One day last week I was talking to a colleague about my saga and she said, "Come to the gym with us" - she and a friend go at 6am most days.
I didn't commit — but finally last Tuesday morning I got up early and went to a 6am ride class (cycling). It only goes for half an hour thank goodness, I don't think I could have managed much more.
Then I joined my colleague and her friend, whom I also know. So the "friend" knows a bit about exercises and how to use the machines at the gym.
First she put huge weights on the end of a bar and we were to do rows and things.
I've done these exercises before but there's no way I could lift that weight. I did them with just the bar. We did a range of exercises all designed to "strengthen the upper body". I had to change weights on everything. But I did it. Felt great.
I was a bit "groany" at work that day every time I stood up but all in all I was feeling fine and proud of myself for finally doing something.
Next morning I was at the gym just after 6am. Ten-minute warm-up on the bikes or treadmill was called for. Then it was time to work on legs.
Again I couldn't do the weights they did but I did all the exercises. "Friend" had us squatting, lunging and more squatting. Then we went on this machine where you basically lie down and push the weight away with your legs.
On and on it went. While one of us was on the machine the other two had to do pulsing squats. I was thinking to myself during the procedure "this is going to hurt tomorrow, maybe I should stop". But I never listen to myself — I wish I had.

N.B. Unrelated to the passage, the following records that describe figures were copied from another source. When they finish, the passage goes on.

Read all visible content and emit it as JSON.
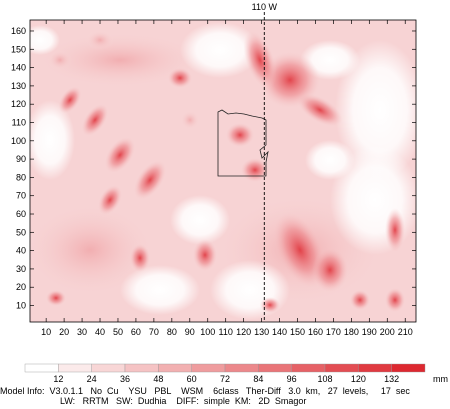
{
  "map": {
    "meridian_label": "110 W",
    "x_axis": {
      "min": 1,
      "max": 216,
      "ticks": [
        10,
        20,
        30,
        40,
        50,
        60,
        70,
        80,
        90,
        100,
        110,
        120,
        130,
        140,
        150,
        160,
        170,
        180,
        190,
        200,
        210
      ]
    },
    "y_axis": {
      "min": 1,
      "max": 166,
      "ticks": [
        10,
        20,
        30,
        40,
        50,
        60,
        70,
        80,
        90,
        100,
        110,
        120,
        130,
        140,
        150,
        160
      ]
    },
    "meridian_x": 131.5
  },
  "legend": {
    "unit": "mm",
    "labels": [
      "12",
      "24",
      "36",
      "48",
      "60",
      "72",
      "84",
      "96",
      "108",
      "120",
      "132"
    ],
    "colors": [
      "#ffffff",
      "#fbeaea",
      "#f8d6d6",
      "#f5c3c4",
      "#f2b0b1",
      "#ef9c9e",
      "#ec888b",
      "#e97478",
      "#e66166",
      "#e34d53",
      "#e03a41",
      "#dd2830"
    ]
  },
  "info": {
    "line1": "Model Info:  V3.0.1.1   No  Cu    YSU   PBL    WSM    6class   Ther-Diff   3.0  km,   27  levels,     17  sec",
    "line2": "LW:   RRTM   SW:  Dudhia    DIFF:  simple  KM:   2D  Smagor"
  }
}
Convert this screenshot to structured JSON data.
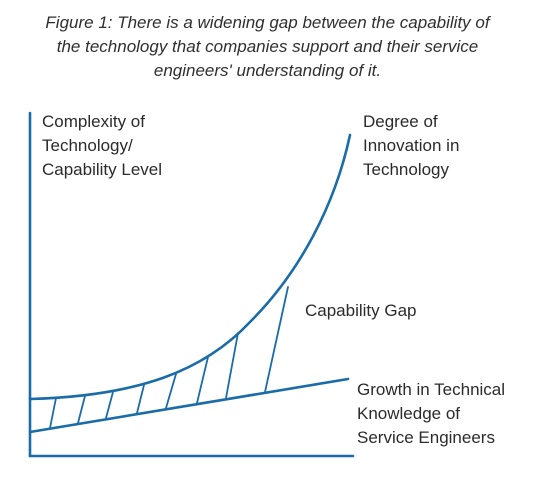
{
  "caption": {
    "lines": [
      "Figure 1: There is a widening gap between the capability of",
      "the technology that companies support and their service",
      "engineers' understanding of it."
    ]
  },
  "diagram": {
    "y_axis_label": [
      "Complexity of",
      "Technology/",
      "Capability Level"
    ],
    "curve_label": [
      "Degree of",
      "Innovation in",
      "Technology"
    ],
    "gap_label": "Capability Gap",
    "line_label": [
      "Growth in Technical",
      "Knowledge of",
      "Service Engineers"
    ],
    "colors": {
      "stroke": "#1a6ca8",
      "text": "#2b2b2b"
    }
  }
}
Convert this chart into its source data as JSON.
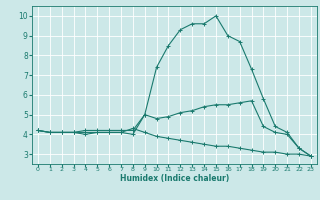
{
  "xlabel": "Humidex (Indice chaleur)",
  "ylabel": "",
  "xlim": [
    -0.5,
    23.5
  ],
  "ylim": [
    2.5,
    10.5
  ],
  "bg_color": "#cce8e8",
  "line_color": "#1a7a6e",
  "grid_color": "#ffffff",
  "x_ticks": [
    0,
    1,
    2,
    3,
    4,
    5,
    6,
    7,
    8,
    9,
    10,
    11,
    12,
    13,
    14,
    15,
    16,
    17,
    18,
    19,
    20,
    21,
    22,
    23
  ],
  "y_ticks": [
    3,
    4,
    5,
    6,
    7,
    8,
    9,
    10
  ],
  "curve1_x": [
    0,
    1,
    2,
    3,
    4,
    5,
    6,
    7,
    8,
    9,
    10,
    11,
    12,
    13,
    14,
    15,
    16,
    17,
    18,
    19,
    20,
    21,
    22,
    23
  ],
  "curve1_y": [
    4.2,
    4.1,
    4.1,
    4.1,
    4.1,
    4.1,
    4.1,
    4.1,
    4.0,
    5.0,
    4.8,
    4.9,
    5.1,
    5.2,
    5.4,
    5.5,
    5.5,
    5.6,
    5.7,
    4.4,
    4.1,
    4.0,
    3.3,
    2.9
  ],
  "curve2_x": [
    0,
    1,
    2,
    3,
    4,
    5,
    6,
    7,
    8,
    9,
    10,
    11,
    12,
    13,
    14,
    15,
    16,
    17,
    18,
    19,
    20,
    21,
    22,
    23
  ],
  "curve2_y": [
    4.2,
    4.1,
    4.1,
    4.1,
    4.0,
    4.1,
    4.1,
    4.1,
    4.3,
    4.1,
    3.9,
    3.8,
    3.7,
    3.6,
    3.5,
    3.4,
    3.4,
    3.3,
    3.2,
    3.1,
    3.1,
    3.0,
    3.0,
    2.9
  ],
  "curve3_x": [
    0,
    1,
    2,
    3,
    4,
    5,
    6,
    7,
    8,
    9,
    10,
    11,
    12,
    13,
    14,
    15,
    16,
    17,
    18,
    19,
    20,
    21,
    22,
    23
  ],
  "curve3_y": [
    4.2,
    4.1,
    4.1,
    4.1,
    4.2,
    4.2,
    4.2,
    4.2,
    4.2,
    5.0,
    7.4,
    8.5,
    9.3,
    9.6,
    9.6,
    10.0,
    9.0,
    8.7,
    7.3,
    5.8,
    4.4,
    4.1,
    3.3,
    2.9
  ],
  "marker": "+",
  "markersize": 3,
  "linewidth": 0.8,
  "tick_fontsize_x": 4.5,
  "tick_fontsize_y": 5.5,
  "xlabel_fontsize": 5.5
}
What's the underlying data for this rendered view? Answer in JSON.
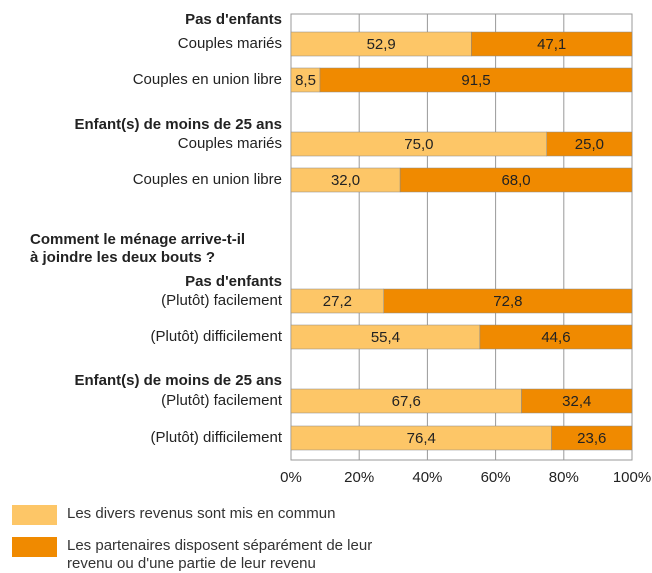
{
  "chart_data": {
    "type": "bar",
    "orientation": "horizontal",
    "stacked": true,
    "group_titles": [
      "Pas d'enfants",
      "Enfant(s) de moins de 25 ans",
      "Pas d'enfants",
      "Enfant(s) de moins de 25 ans"
    ],
    "section_title": [
      "Comment le ménage arrive-t-il",
      "à joindre les deux bouts ?"
    ],
    "categories": [
      "Couples mariés",
      "Couples en union libre",
      "Couples mariés",
      "Couples en union libre",
      "(Plutôt) facilement",
      "(Plutôt) difficilement",
      "(Plutôt) facilement",
      "(Plutôt) difficilement"
    ],
    "series": [
      {
        "name": "Les divers revenus sont mis en commun",
        "color": "#fdc667",
        "values": [
          52.9,
          8.5,
          75.0,
          32.0,
          27.2,
          55.4,
          67.6,
          76.4
        ],
        "value_labels": [
          "52,9",
          "8,5",
          "75,0",
          "32,0",
          "27,2",
          "55,4",
          "67,6",
          "76,4"
        ]
      },
      {
        "name": "Les partenaires disposent séparément de leur revenu ou d'une partie de leur revenu",
        "color": "#f08a00",
        "values": [
          47.1,
          91.5,
          25.0,
          68.0,
          72.8,
          44.6,
          32.4,
          23.6
        ],
        "value_labels": [
          "47,1",
          "91,5",
          "25,0",
          "68,0",
          "72,8",
          "44,6",
          "32,4",
          "23,6"
        ]
      }
    ],
    "xlim": [
      0,
      100
    ],
    "xticks": [
      {
        "value": 0,
        "label": "0%"
      },
      {
        "value": 20,
        "label": "20%"
      },
      {
        "value": 40,
        "label": "40%"
      },
      {
        "value": 60,
        "label": "60%"
      },
      {
        "value": 80,
        "label": "80%"
      },
      {
        "value": 100,
        "label": "100%"
      }
    ],
    "grid": true
  }
}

Three times each we went through this and then finally it was over. "Right," said "friend", "that's the last 15."
My big mouth did its usual — "15," I laughed, "I've only been doing 12 reps each time."
"Friend" looked at me out of the corner of her eye and said, "Well you better get back on and do another 12 to make up for it." They laughed. I did not.
We finished with planks and then it was over and off I went home, again feeling rather proud of myself but with this little nagging voice in my head saying, "you are going to be sorry".
By the end of the day I knew I was going to be in big trouble the next day.
And boy oh boy, was I ever. I could barely walk. Going from sitting to standing was painful — basically I winced every time I moved. The following day was no better but I made myself go for a walk because I thought it might help. It didn't.
When will I ever learn? Needless to say I haven't been back to the gym since.
I will eventually make my way back — if only for my arms' sake — because according to my 5-year-old grandson my upper arms "have a lot of blood in them".
However if I see "friend" I might just look the other way or run for my life.
■Linda Hall is assistant editor of Hawke's Bay Today.